I wanted to ask why I’ve been avoiding writing as much as I intended. And no doubt I’ve already answered this question, at least in part. But there’s a specific idea that’s entered my mind, and that’s one of not wanting to leave the metaphorical ranch. Not wanting to venture off into the jungle, alone. But . . . I know this is my true desire, underneath the minds lies and shameless gluttony.

The other questions I sought to ask seem to have disappeared. When I write and become meditative, I become peaceful and seem to drop all the striving — all the need to get somewhere.

The temple I sit outside has become loud. The monks sweep, cars come and go, people are near and far: and yet I am mostly unbothered by this. Partly because I have no right to complain, as a guest. But I do find myself to be in somewhat of a noise-dampened bubble in this state. It’s certainly peaceful, and it makes me wonder if this state could be cultivated permanently, when not writing.

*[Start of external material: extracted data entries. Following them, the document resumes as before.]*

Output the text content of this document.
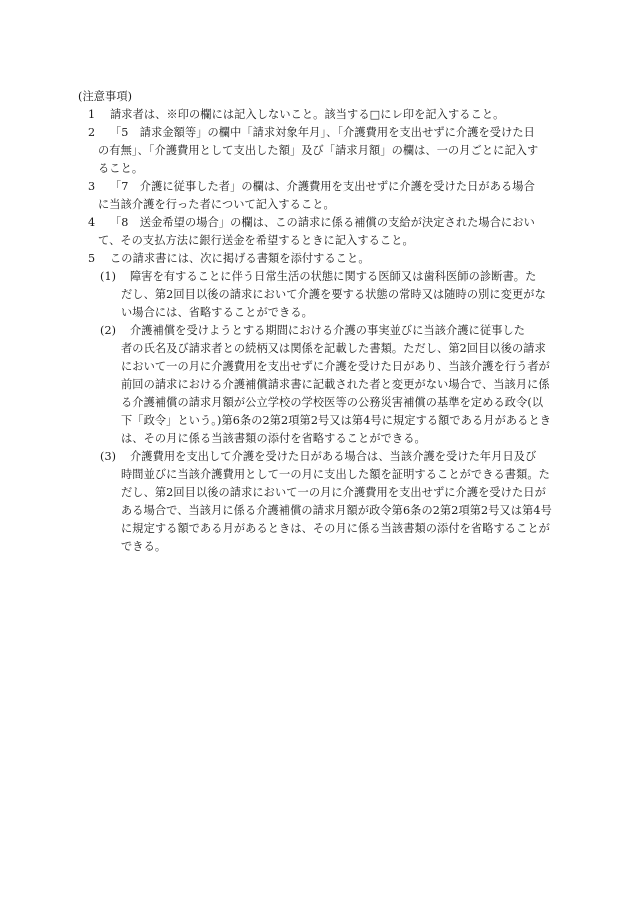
(注意事項)
1 請求者は、※印の欄には記入しないこと。該当する□にレ印を記入すること。
2 「5　請求金額等」の欄中「請求対象年月」、「介護費用を支出せずに介護を受けた日
の有無」、「介護費用として支出した額」及び「請求月額」の欄は、一の月ごとに記入す
ること。
3 「7　介護に従事した者」の欄は、介護費用を支出せずに介護を受けた日がある場合
に当該介護を行った者について記入すること。
4 「8　送金希望の場合」の欄は、この請求に係る補償の支給が決定された場合におい
て、その支払方法に銀行送金を希望するときに記入すること。
5 この請求書には、次に掲げる書類を添付すること。
(1) 障害を有することに伴う日常生活の状態に関する医師又は歯科医師の診断書。た
だし、第2回目以後の請求において介護を要する状態の常時又は随時の別に変更がな
い場合には、省略することができる。
(2) 介護補償を受けようとする期間における介護の事実並びに当該介護に従事した
者の氏名及び請求者との続柄又は関係を記載した書類。ただし、第2回目以後の請求
において一の月に介護費用を支出せずに介護を受けた日があり、当該介護を行う者が
前回の請求における介護補償請求書に記載された者と変更がない場合で、当該月に係
る介護補償の請求月額が公立学校の学校医等の公務災害補償の基準を定める政令(以
下「政令」という。)第6条の2第2項第2号又は第4号に規定する額である月があるとき
は、その月に係る当該書類の添付を省略することができる。
(3) 介護費用を支出して介護を受けた日がある場合は、当該介護を受けた年月日及び
時間並びに当該介護費用として一の月に支出した額を証明することができる書類。た
だし、第2回目以後の請求において一の月に介護費用を支出せずに介護を受けた日が
ある場合で、当該月に係る介護補償の請求月額が政令第6条の2第2項第2号又は第4号
に規定する額である月があるときは、その月に係る当該書類の添付を省略することが
できる。
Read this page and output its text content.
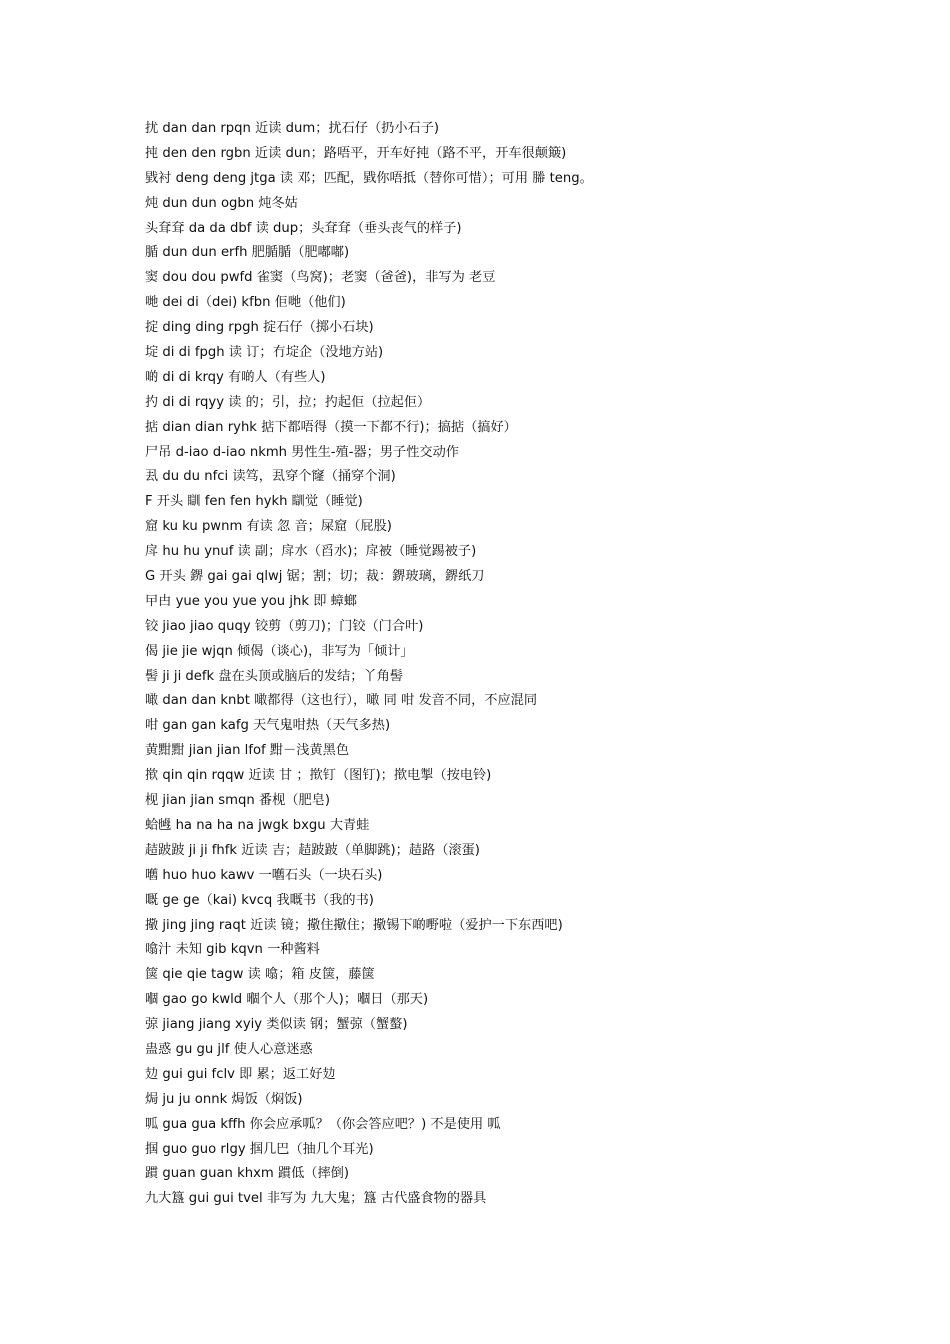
扰 dan dan rpqn 近读 dum；扰石仔（扔小石子)
扽 den den rgbn 近读 dun；路唔平，开车好扽（路不平，开车很颠簸)
戥衬 deng deng jtga 读 邓；匹配，戥你唔抵（替你可惜）；可用 幐 teng。
炖 dun dun ogbn 炖冬姑
头耷耷 da da dbf 读 dup；头耷耷（垂头丧气的样子)
腯 dun dun erfh 肥腯腯（肥嘟嘟)
窦 dou dou pwfd 雀窦（鸟窝)；老窦（爸爸)，非写为 老豆
哋 dei di（dei) kfbn 佢哋（他们)
掟 ding ding rpgh 掟石仔（掷小石块)
埞 di di fpgh 读 订；冇埞企（没地方站)
啲 di di krqy 有啲人（有些人)
扚 di di rqyy 读 的；引，拉；扚起佢（拉起佢）
掂 dian dian ryhk 掂下都唔得（摸一下都不行)；搞掂（搞好）
尸吊 d-iao d-iao nkmh 男性生-殖-器；男子性交动作
厾 du du nfci 读笃，厾穿个窿（捅穿个洞)
F 开头 瞓 fen fen hykh 瞓觉（睡觉)
窟 ku ku pwnm 有读 忽 音；屎窟（屁股)
戽 hu hu ynuf 读 副；戽水（舀水)；戽被（睡觉踢被子)
G 开头 鎅 gai gai qlwj 锯；割；切；裁：鎅玻璃，鎅纸刀
曱甴 yue you yue you jhk 即 蟑螂
铰 jiao jiao quqy 铰剪（剪刀)；门铰（门合叶)
偈 jie jie wjqn 倾偈（谈心)，非写为「倾计」
髻 ji ji defk 盘在头顶或脑后的发结；丫角髻
噉 dan dan knbt 噉都得（这也行），噉 同 咁 发音不同，不应混同
咁 gan gan kafg 天气鬼咁热（天气多热)
黄黚黚 jian jian lfof 黚－浅黄黑色
揿 qin qin rqqw 近读 甘 ；揿钉（图钉)；揿电掣（按电铃)
枧 jian jian smqn 番枧（肥皂)
蛤乸 ha na ha na jwgk bxgu 大青蛙
趌跛跛 ji ji fhfk 近读 吉；趌跛跛（单脚跳)；趌路（滚蛋)
嚿 huo huo kawv 一嚿石头（一块石头)
嘅 ge ge（kai) kvcq 我嘅书（我的书)
擏 jing jing raqt 近读 镜；擏住擏住；擏锡下啲嘢啦（爱护一下东西吧)
噏汁 未知 gib kqvn 一种酱料
箧 qie qie tagw 读 噏；箱 皮箧，藤箧
嗰 gao go kwld 嗰个人（那个人)；嗰日（那天)
弶 jiang jiang xyiy 类似读 钢；蟹弶（蟹螯)
蛊惑 gu gu jlf 使人心意迷惑
攰 gui gui fclv 即 累；返工好攰
焗 ju ju onnk 焗饭（焖饭)
呱 gua gua kffh 你会应承呱？（你会答应吧？) 不是使用 呱
掴 guo guo rlgy 掴几巴（抽几个耳光)
躀 guan guan khxm 躀低（摔倒)
九大簋 gui gui tvel 非写为 九大鬼；簋 古代盛食物的器具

Actually, I know it’s possible. 100%. I suppose what I’m really trying to ask is, is it possible for me: here, and now — today? Again, my gut says yes: but only when alone. I can’t put my finger on exactly why. It’s not as easy of an answer as “socialization is bad”. Indeed, it is limiting — but why?

The answer that intuitively comes is that some kind of “mind-share” takes place. Perhaps when there is attachment, we become the other. I feel that when I’m alone, certain worldly traits and sensibilities fade away. Remnants remain, but they’re transcended.

I pause and feel a sense of satisfaction. This exploration has proved fruitful.

A longer pause, and I’ve been stripped out of my bubble. Aware again to the sights and sounds around me. Aware of the eyes that lay upon on me. Vulnerable. And so the urge to return arises.